Le routage entre modèles selon le coût : cinq approches
Face à la hausse des prix des modèles d'IA les plus avancés et à une tendance chez les employés à systématiquement choisir les modèles les plus chers pour la moindre tâche, un nouvel outil gagne en popularité dans les entreprises : le routeur de modèles. Plutôt que de laisser chaque utilisateur sélectionner manuellement un modèle, souvent coûteux, pour répondre à ses questions ou générer du code, ces routeurs analysent la requête et l'orientent automatiquement vers le modèle le plus adapté, en fonction de la complexité réelle de la tâche. Ces solutions prennent des formes variées : produits autonomes vendus par des éditeurs spécialisés, fonctionnalités intégrées par les fournisseurs de cloud, ou encore applications développées en interne par les équipes informatiques elles-mêmes. Des entreprises comme Snowflake et Palo Alto Networks ont confirmé avoir réalisé des économies substantielles en remplaçant, pour certaines tâches, des modèles de pointe par des alternatives moins onéreuses.
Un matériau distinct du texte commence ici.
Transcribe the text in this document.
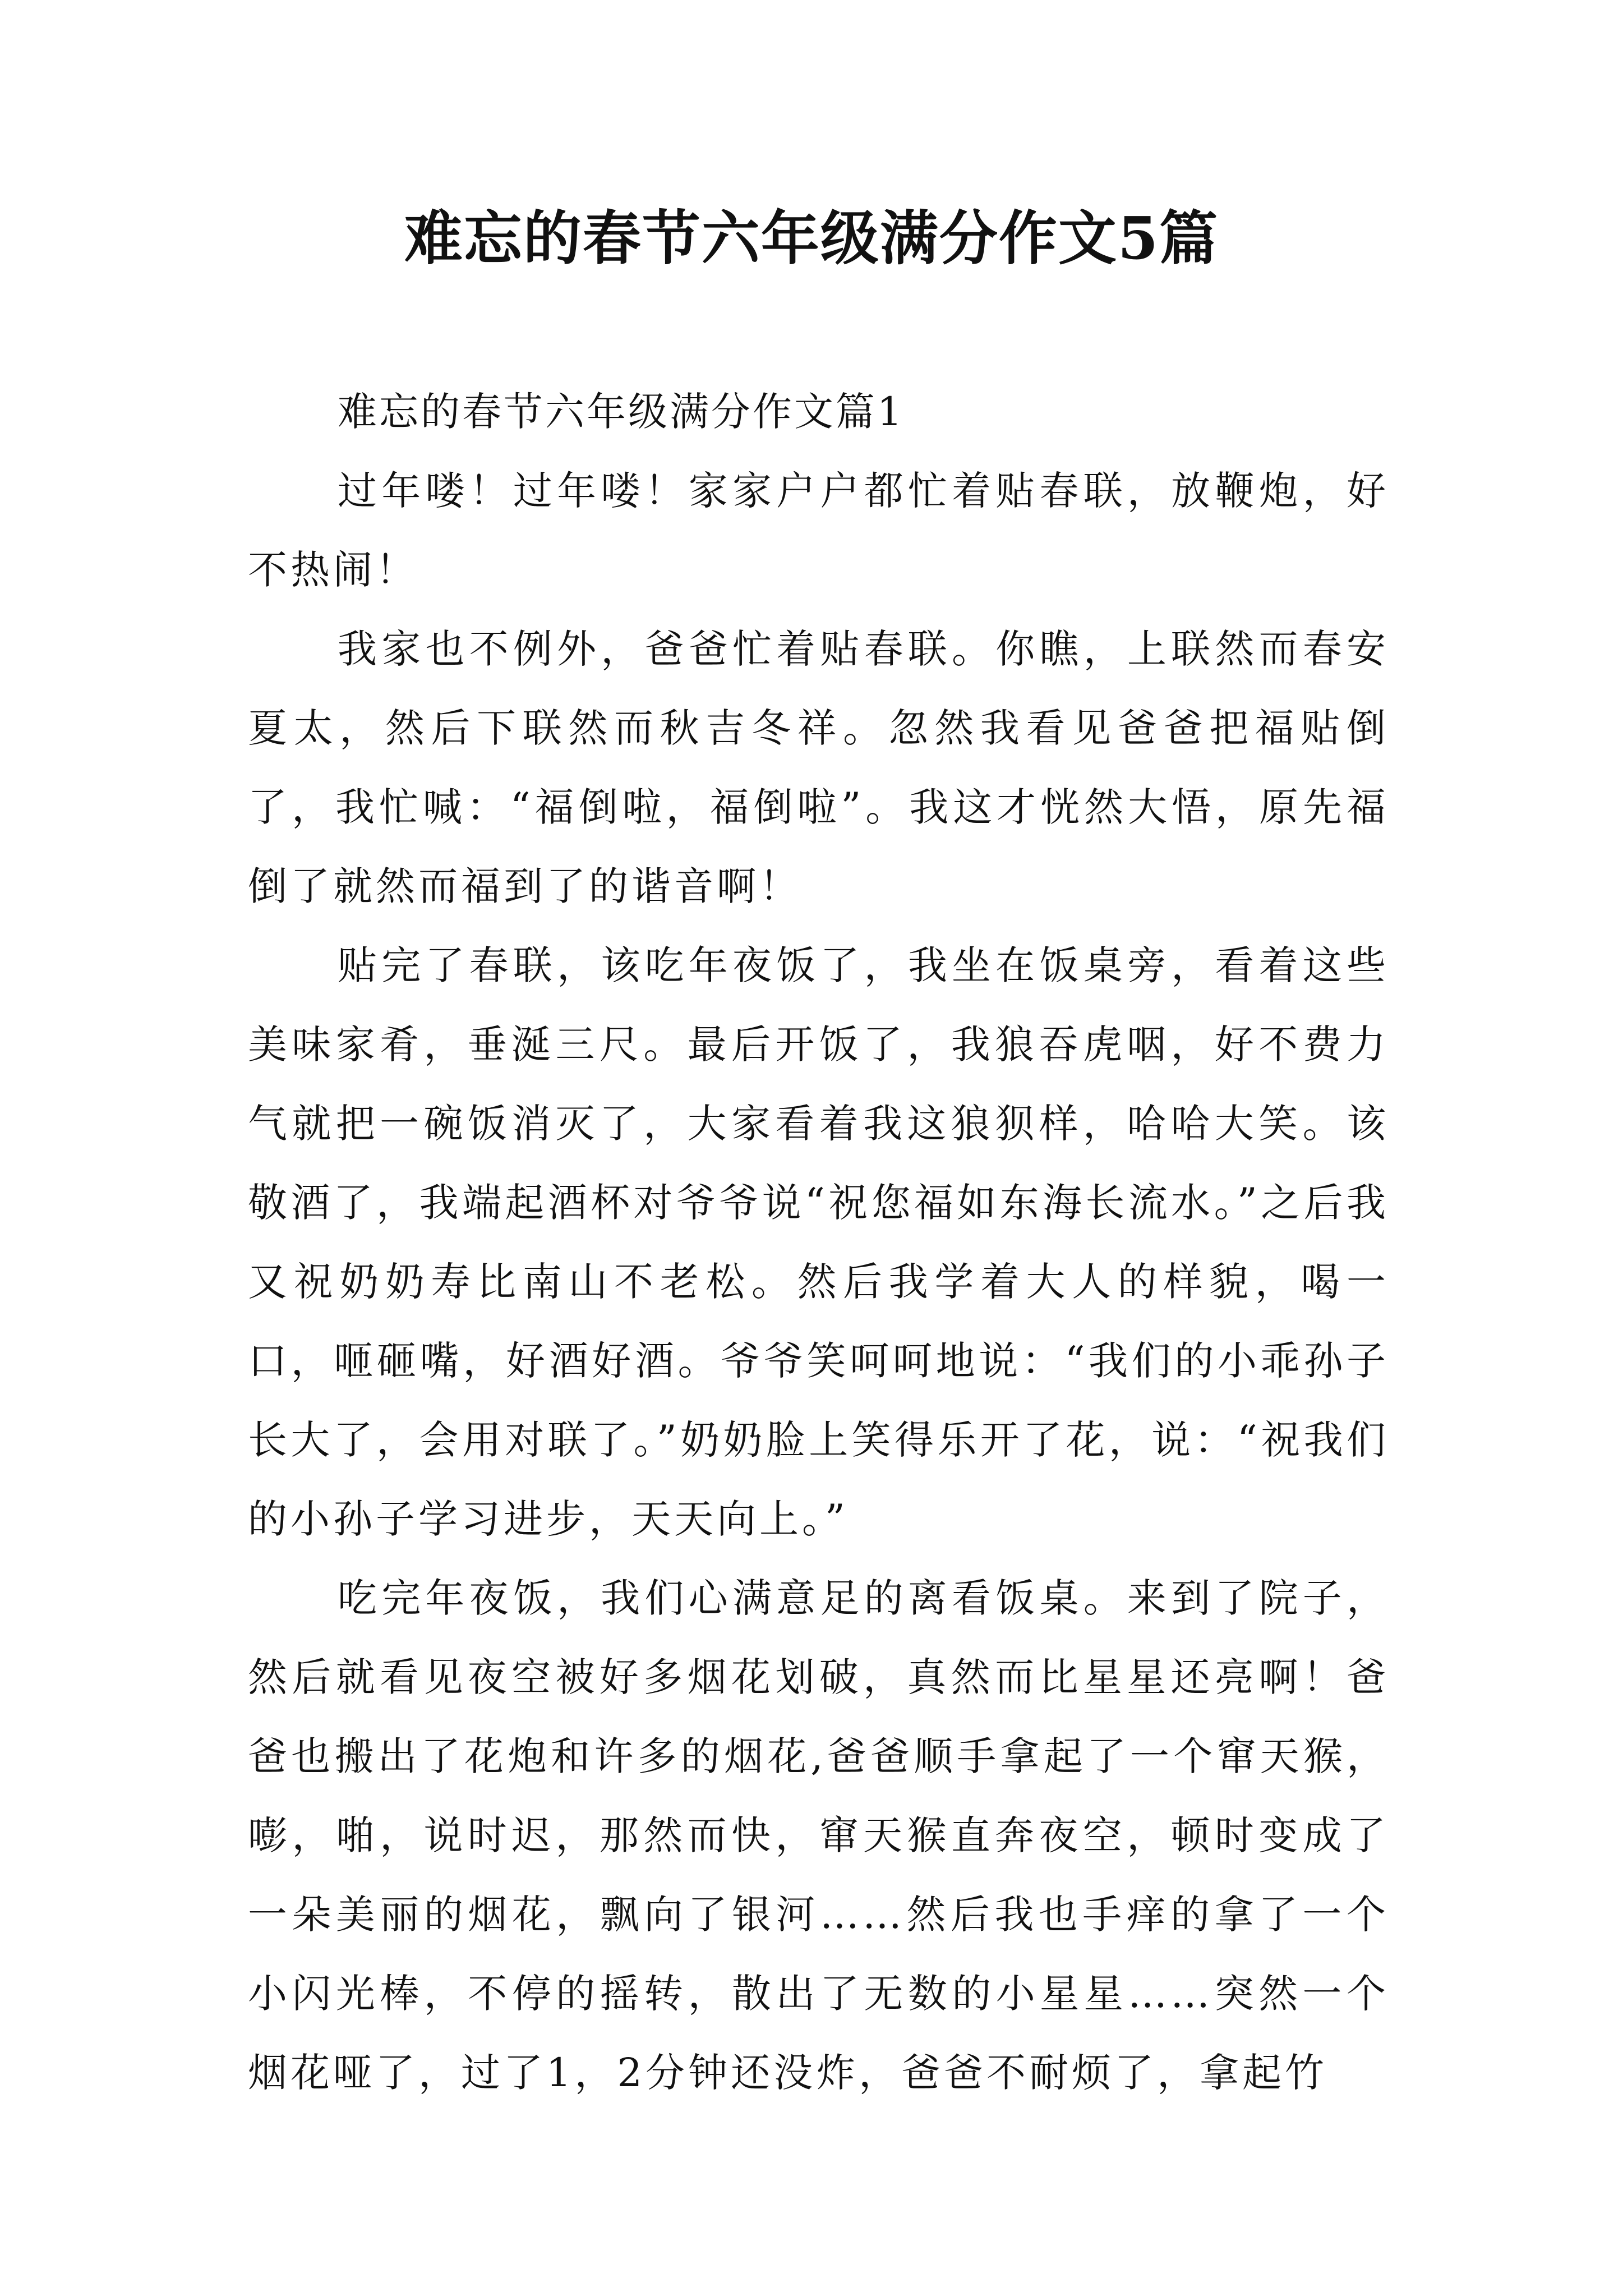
难忘的春节六年级满分作文5篇

难忘的春节六年级满分作文篇1

过年喽！过年喽！家家户户都忙着贴春联，放鞭炮，好不热闹！

我家也不例外，爸爸忙着贴春联。你瞧，上联然而春安夏太，然后下联然而秋吉冬祥。忽然我看见爸爸把福贴倒了，我忙喊：“福倒啦，福倒啦”。我这才恍然大悟，原先福倒了就然而福到了的谐音啊！

贴完了春联，该吃年夜饭了，我坐在饭桌旁，看着这些美味家肴，垂涎三尺。最后开饭了，我狼吞虎咽，好不费力气就把一碗饭消灭了，大家看着我这狼狈样，哈哈大笑。该敬酒了，我端起酒杯对爷爷说“祝您福如东海长流水。”之后我又祝奶奶寿比南山不老松。然后我学着大人的样貌，喝一口，咂砸嘴，好酒好酒。爷爷笑呵呵地说：“我们的小乖孙子长大了，会用对联了。”奶奶脸上笑得乐开了花，说：“祝我们的小孙子学习进步，天天向上。”

吃完年夜饭，我们心满意足的离看饭桌。来到了院子，然后就看见夜空被好多烟花划破，真然而比星星还亮啊！爸爸也搬出了花炮和许多的烟花,爸爸顺手拿起了一个窜天猴，嘭，啪，说时迟，那然而快，窜天猴直奔夜空，顿时变成了一朵美丽的烟花，飘向了银河……然后我也手痒的拿了一个小闪光棒，不停的摇转，散出了无数的小星星……突然一个烟花哑了，过了1，2分钟还没炸，爸爸不耐烦了，拿起竹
L'enjeu est direct : des tâches simples comme résumer des emails ou effectuer une recherche dans des documents peuvent souvent être traitées par des modèles open source ou des versions propriétaires plus anciennes, pour une fraction du coût des modèles les plus récents et les plus puissants. En automatisant ce choix, les routeurs permettent aux entreprises de réduire leurs factures liées à l'IA sans sacrifier significativement la qualité des réponses obtenues, un arbitrage devenu crucial à mesure que les usages internes de l'IA générative se multiplient et que les coûts associés grimpent en conséquence.
Cette dynamique s'inscrit dans un mouvement plus large de maturation du marché de l'IA en entreprise : après une première phase d'adoption tous azimuts des modèles les plus performants, les directions financières et techniques cherchent désormais à rationaliser ces dépenses. Le phénomène de sur-utilisation des modèles chers, parfois qualifié familièrement de "tokenmaxxing", pousse les entreprises à repenser leur architecture d'accès à l'IA. Les fournisseurs de cloud et les éditeurs spécialisés voient dans les routeurs un nouveau segment de marché prometteur, alors que la pression sur les coûts de calcul devrait continuer de s'intensifier avec la diffusion massive des agents IA en entreprise.
Les entreprises europeennes font face aux memes pressions sur les couts de l'IA generative et peuvent adopter ces routeurs pour rationaliser leurs depenses, meme si aucun acteur francais ou europeen n'est cite.
Le vrai signal, c'est que "tokenmaxxing" existe déjà comme mot pour désigner le réflexe de choisir le modèle le plus cher par défaut. Ça montre que les entreprises ont payé cash pendant deux ans avant de se demander si un résumé d'email avait vraiment besoin d'un modèle de pointe. Le routage par coût, c'est la maturation logique du marché : Snowflake et Palo Alto qui confirment des économies substantielles, ça va convaincre plus de monde que n'importe quel argument théorique.